REMOVAL OF RADON FROM WATER
The removal of radon from water is limited to two practical options. One technique uses activated carbon to adsorb the radon gases from the water. The radon gas then finishes decaying in the carbon. Activated carbon should only be used if the radon concentration in the water is below 5000 pCi/L. This low level is recommend by the EPA in their “Consumer’s Guide to Radon Reduction” because of the concern over the accumulation of radioactivity in the carbon.
Aeration is used for treating water with radon levels above 5000 pCi/L. The radon is released from the water by bubbling air through the water. The radon is then vented to the outdoors. There is no buildup of radioactive materials when this technique is used. Aeration units do require the repressurization of the water after it is treated and care must be taken to properly vent the radon gas. This venting is done above the roof line just like an air radon system. An auxiliary fan outside of the living space provides for safe removal of the radon gas
Home Inspection Testing for Water Radon
The EPA suggests the radon level in the water should be tested if there is a private well and an elevated radon gas concentration is found in the home. This is good advice for a homeowner but not necessarily good advice for a home buyer. In many cases, homes being sold are unoccupied and, therefore, there will be no contribution to the air radon gas concentration in the air from the water during a radon home inspection. In the case of no water usage, the air radon gas level in the air can be low and the radon concentration in the water can be very high. We have fixed homes where the air radon level was high (sometimes as high as 60 pCi/L) and the only reason for this elevated reading was because the radon was being released into the air from the water. If these houses had been tested while there was no water being used, there would not have been enough air radon in the test result to suggest further inspection.
A home owner can purchase a radon test kit (offered on our Wholesale Supplies page) and administer the sampling by following the test kit instructions.

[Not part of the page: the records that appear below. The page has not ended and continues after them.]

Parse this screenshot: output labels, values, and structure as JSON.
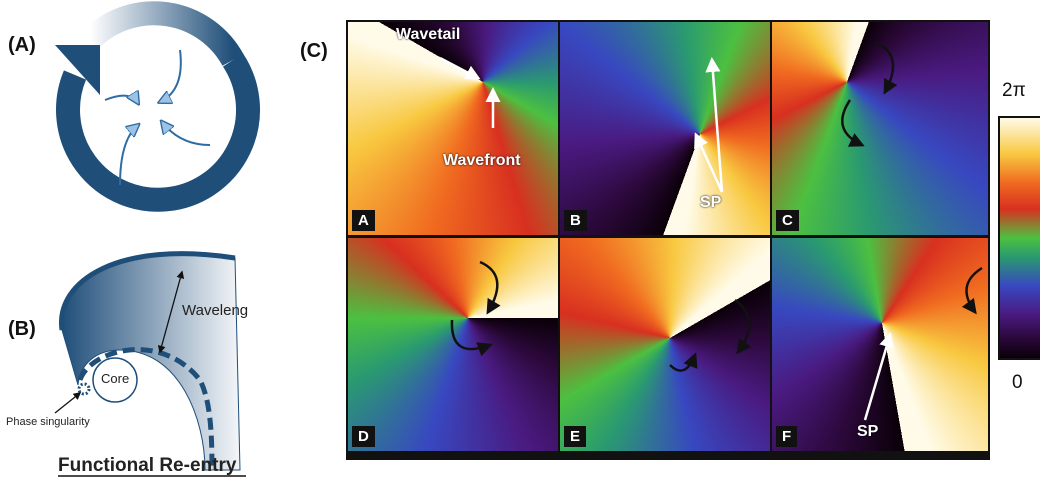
{
  "figure": {
    "panel_labels": [
      "(A)",
      "(B)",
      "(C)"
    ],
    "diagram_b": {
      "wavelength": "Waveleng",
      "core": "Core",
      "phase_singularity": "Phase singularity",
      "caption": "Functional Re-entry"
    },
    "maps": [
      {
        "label": "A",
        "annotations": [
          "Wavetail",
          "Wavefront"
        ]
      },
      {
        "label": "B",
        "annotations": [
          "SP"
        ]
      },
      {
        "label": "C"
      },
      {
        "label": "D"
      },
      {
        "label": "E"
      },
      {
        "label": "F",
        "annotations": [
          "SP"
        ]
      }
    ],
    "colorbar": {
      "max": "2π",
      "min": "0"
    }
  }
}
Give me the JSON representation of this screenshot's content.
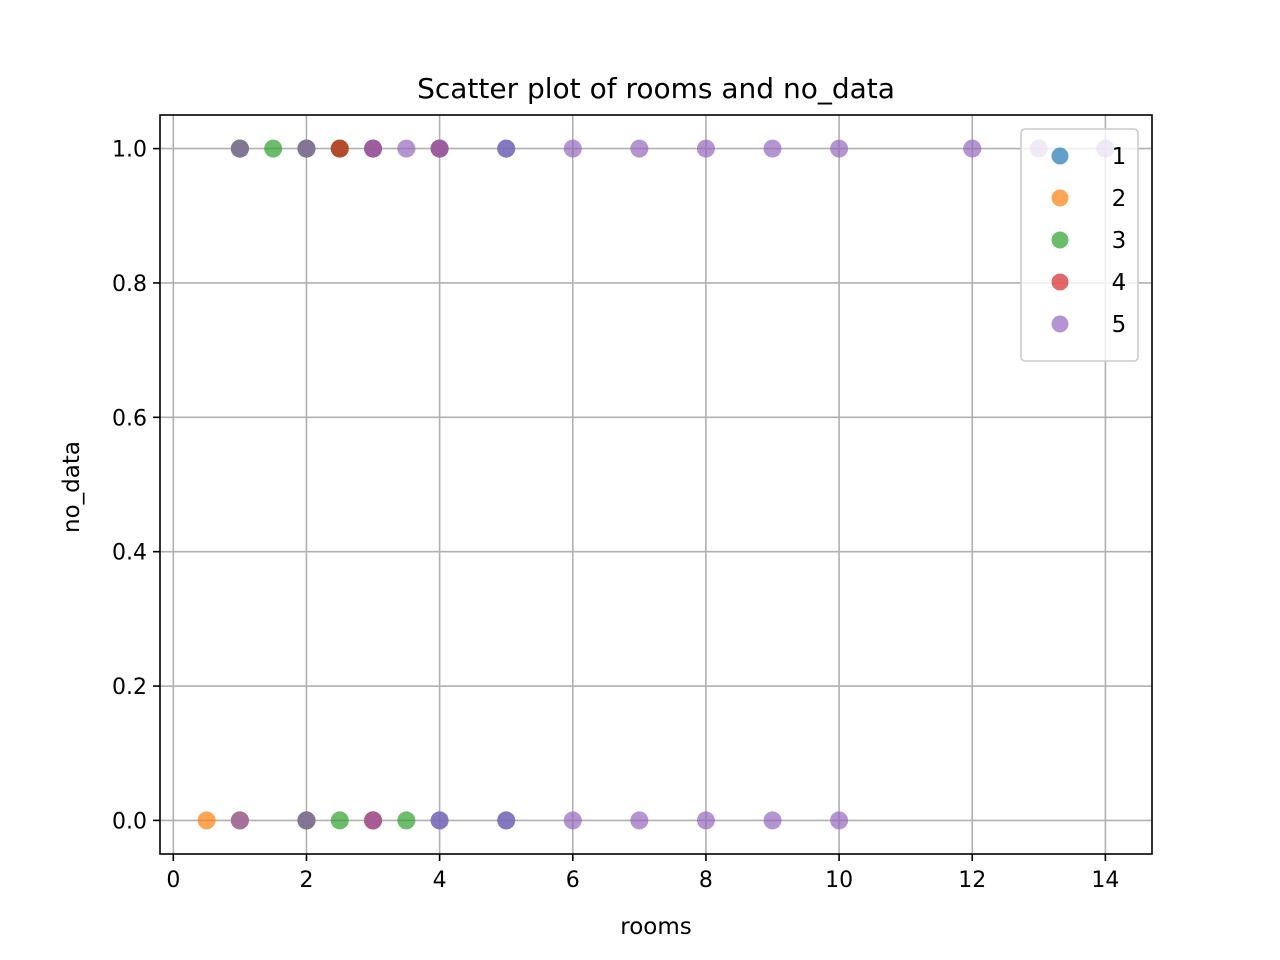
{
  "chart_data": {
    "type": "scatter",
    "title": "Scatter plot of rooms and no_data",
    "xlabel": "rooms",
    "ylabel": "no_data",
    "xlim": [
      -0.2,
      14.7
    ],
    "ylim": [
      -0.05,
      1.05
    ],
    "xticks": [
      0,
      2,
      4,
      6,
      8,
      10,
      12,
      14
    ],
    "xtick_labels": [
      "0",
      "2",
      "4",
      "6",
      "8",
      "10",
      "12",
      "14"
    ],
    "yticks": [
      0.0,
      0.2,
      0.4,
      0.6,
      0.8,
      1.0
    ],
    "ytick_labels": [
      "0.0",
      "0.2",
      "0.4",
      "0.6",
      "0.8",
      "1.0"
    ],
    "grid": true,
    "legend_position": "top-right",
    "marker_opacity": 0.7,
    "series": [
      {
        "name": "1",
        "color": "#1f77b4",
        "points": [
          {
            "x": 1,
            "y": 1
          },
          {
            "x": 2,
            "y": 1
          },
          {
            "x": 3,
            "y": 1
          },
          {
            "x": 4,
            "y": 1
          },
          {
            "x": 5,
            "y": 1
          },
          {
            "x": 1,
            "y": 0
          },
          {
            "x": 2,
            "y": 0
          },
          {
            "x": 3,
            "y": 0
          },
          {
            "x": 4,
            "y": 0
          },
          {
            "x": 5,
            "y": 0
          }
        ]
      },
      {
        "name": "2",
        "color": "#ff7f0e",
        "points": [
          {
            "x": 0.5,
            "y": 0
          },
          {
            "x": 1,
            "y": 0
          },
          {
            "x": 2.5,
            "y": 1
          },
          {
            "x": 1,
            "y": 1
          },
          {
            "x": 2,
            "y": 1
          },
          {
            "x": 2,
            "y": 0
          },
          {
            "x": 3,
            "y": 0
          }
        ]
      },
      {
        "name": "3",
        "color": "#2ca02c",
        "points": [
          {
            "x": 1.5,
            "y": 1
          },
          {
            "x": 2.5,
            "y": 1
          },
          {
            "x": 2.5,
            "y": 0
          },
          {
            "x": 3.5,
            "y": 0
          },
          {
            "x": 1,
            "y": 1
          },
          {
            "x": 2,
            "y": 1
          },
          {
            "x": 2,
            "y": 0
          }
        ]
      },
      {
        "name": "4",
        "color": "#d62728",
        "points": [
          {
            "x": 2.5,
            "y": 1
          },
          {
            "x": 3,
            "y": 1
          },
          {
            "x": 4,
            "y": 1
          },
          {
            "x": 3,
            "y": 0
          }
        ]
      },
      {
        "name": "5",
        "color": "#9467bd",
        "points": [
          {
            "x": 1,
            "y": 1
          },
          {
            "x": 2,
            "y": 1
          },
          {
            "x": 3,
            "y": 1
          },
          {
            "x": 3.5,
            "y": 1
          },
          {
            "x": 4,
            "y": 1
          },
          {
            "x": 5,
            "y": 1
          },
          {
            "x": 6,
            "y": 1
          },
          {
            "x": 7,
            "y": 1
          },
          {
            "x": 8,
            "y": 1
          },
          {
            "x": 9,
            "y": 1
          },
          {
            "x": 10,
            "y": 1
          },
          {
            "x": 12,
            "y": 1
          },
          {
            "x": 13,
            "y": 1
          },
          {
            "x": 14,
            "y": 1
          },
          {
            "x": 1,
            "y": 0
          },
          {
            "x": 2,
            "y": 0
          },
          {
            "x": 3,
            "y": 0
          },
          {
            "x": 4,
            "y": 0
          },
          {
            "x": 5,
            "y": 0
          },
          {
            "x": 6,
            "y": 0
          },
          {
            "x": 7,
            "y": 0
          },
          {
            "x": 8,
            "y": 0
          },
          {
            "x": 9,
            "y": 0
          },
          {
            "x": 10,
            "y": 0
          }
        ]
      }
    ]
  }
}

If the test is being done for a real estate transaction, by State law it is required that testing be performed only by a registered radon testing provider. Real estate brokers, unless they are registered as a radon testing provider, cannot legally take radon samples. Many home inspectors are registered radon testing providers.
HOW RADON GETS INTO THE WATER AND AIR
Radon is injected into the water in an aquifer by the decay of radium in the bedrock containing the aquifer. A radon (Rn) molecule is formed when a radium molecule releases an alpha particle and turns itself into a radon molecule. The radon molecule is recoiled away from the alpha particle that is formed. The recoil causes the radon to be driven into the water.
The injection of radon into the water will only occur as long as there is a fresh surface of radium next to the water. Radium that decays below the water/rock surface will not release radon into the water. The radium below the surface can only be exposed by erosion. This erosion is usually the result of the action of carbonic acid in the ground water.
Wells in close proximity to each other can have considerably different concentrations of radon in the water. This is because igneous bedrock wells obtain their water from an aquifer that consists water held in fissures (fractures) in the rock. These fractures are confined to small areas. The well water will only have a high radon concentration if it passes through a fracture with a high concentration of radium in the bedrock.
Aquifers that have a more heterogeneous mixture of materials, such as sandstone or sand and gravel, typically do not have high radon concentrations or large fluctuation in radon concentrations. This does not mean that the concentration will not be high enough to treat, only that they are unlikely to be as high as those found in igneous bedrock wells.
The radon concentration in a well can fluctuate. Anytime a well is pumped, the water table will be lowered. The rate of recharge (water moving back into the aquifer) and the rate of pumping from a well will determine the level of the water table. As the water level changes, the water will be drawn from a different area of the aquifer. If the radon concentrations are different in these areas, the radon concentrations in the well water will change.
Radon gets transferred from water to air whenever the water is exposed to the air. It does not leak through pipes into the air. Activities that release radon from the water include bathing, cooking and washing. The clothes washer and the shower are the two devices in the home that release the most radon into the air. The amount of water used, the original radon concentration in the water, the water temperature and the water to air surface area will affect how much radon will be released into the air. In an average home, every 10,000 pCi/L of radon in the water will create a 1 pCi/L increase in the air radon. For example, if the concentration of radon in the water is 40,000 pCi/L, the air radon level in the home could be increased by 4 pCi/L because of the water radon.